Having explained that complication the strategy used by the wrapper can now be described. The wrapper programmer looks through the ACD file and, for the C code, clusters all the different datatypes into groups. In other words the wrapper will deal with all the string datatypes as one code section, then all the input file datatypes etc. Taking the string datatype as an example the wrapper defines these in another static block.

typedef struct MiraSQuals
{
    const char* qname;
    const char* mname;
    const char* def;
} MiraOQuals;
#define MiraPQuals MiraOQuals*

static MiraOQuals mirastrings[] =
{
    {"project", "project", "mira"},
    {"bsn", "bsn", ""},
    {"np", "np", "mira"},
    {"gapfda", "gap4da", "gap4da"},
    {"log", "log", "miralog"},
    {"co", "co", "mira_out.caf"},
    ...
    {NULL, NULL, NULL}
};

The MiraSQuals structure is common to defining all the other datatype name blocks as well as the strings. For each definition block the variable qname is the qualifier name specified in ACD, the variable mname is the name to be printed out on the command line (as you can see they're different for gapfdna) and def is the default value for the qualifier as specified in the ACD file. Therein lies the slight drawback to this method i.e. you have the specify the default value both within the ACD file and in the C code. You also obviously should make sure that they match, although no great harm will arise if you don't - you'd just get an unexpected qualifier appearing on the command line. The advantages outweigh the disadvantage in this case. All that then needs to be done is to write a simple function to handle each of the datatypes and to call that function from within main(). The function for handling strings is shown here:

static void emira_dostrings(AjPStr *cl, AjPTable table)
{
    ajuint i;
    AjPStr squal = NULL;
    AjPStr prefix = NULL;
    AjPStr key    = NULL;
    AjPStr value  = NULL;
    
    prefix = ajStrNew();
    key    = ajStrNew();
    
    i = 0;

    while(mirastrings[i].qname)
    {
        squal = ajAcdGetString(mirastrings[i].qname);
        ajStrAssignC(&key,mirastrings[i].qname);
        ajStrAssignC(&prefix,"");

        value = ajTableFetch(table, key);

        if(value)
            ajStrAssignS(&prefix,value);

        if(!ajStrMatchC(squal,mirastrings[i].def))
            ajFmtPrintAppS(cl," -%S%s=%S",prefix,mirastrings[i].mname,squal);

        ajStrDel(&squal);
        ++i;
    }

    ajStrDel(&key);
    ajStrDel(&prefix);
    
    return;
}

The code looks sequentially through the static table of defined strings. First the code retrieves the associated value from ACD. It then performs a lookup in the qualifier prefix table for any associated prefix value and sets a variable accordingly (this need not be done for most packages so the code can be simplified). It then compares the value retrieved from ACD to the default value given in the static definition block and only adds the qualifier to the comand line if the two values don't match.

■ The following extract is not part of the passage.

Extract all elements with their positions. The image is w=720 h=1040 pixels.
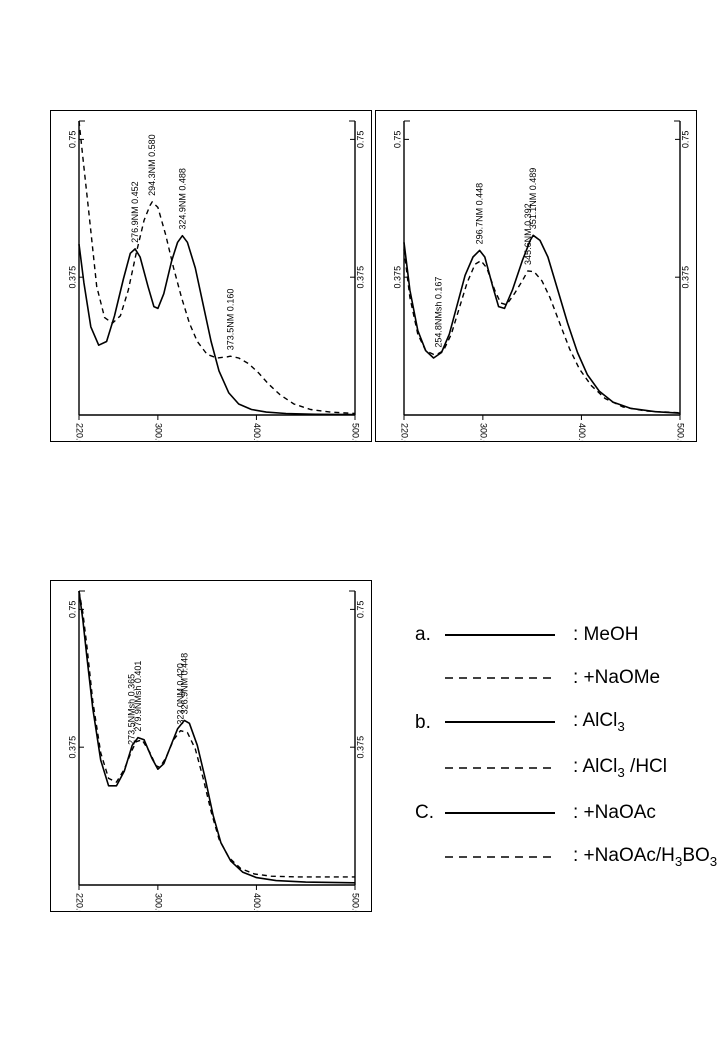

The result of this code is a nice clean command line. The code also has the advantage that it avoids having to define a long unsightly block of ajAcdGet* function calls at the start of the wrapper. Though you may consider this approach to be over-engineered for wrapping packages with simpler interfaces it is nevertheless worth considering as the resulting wrapper is much easier to maintain.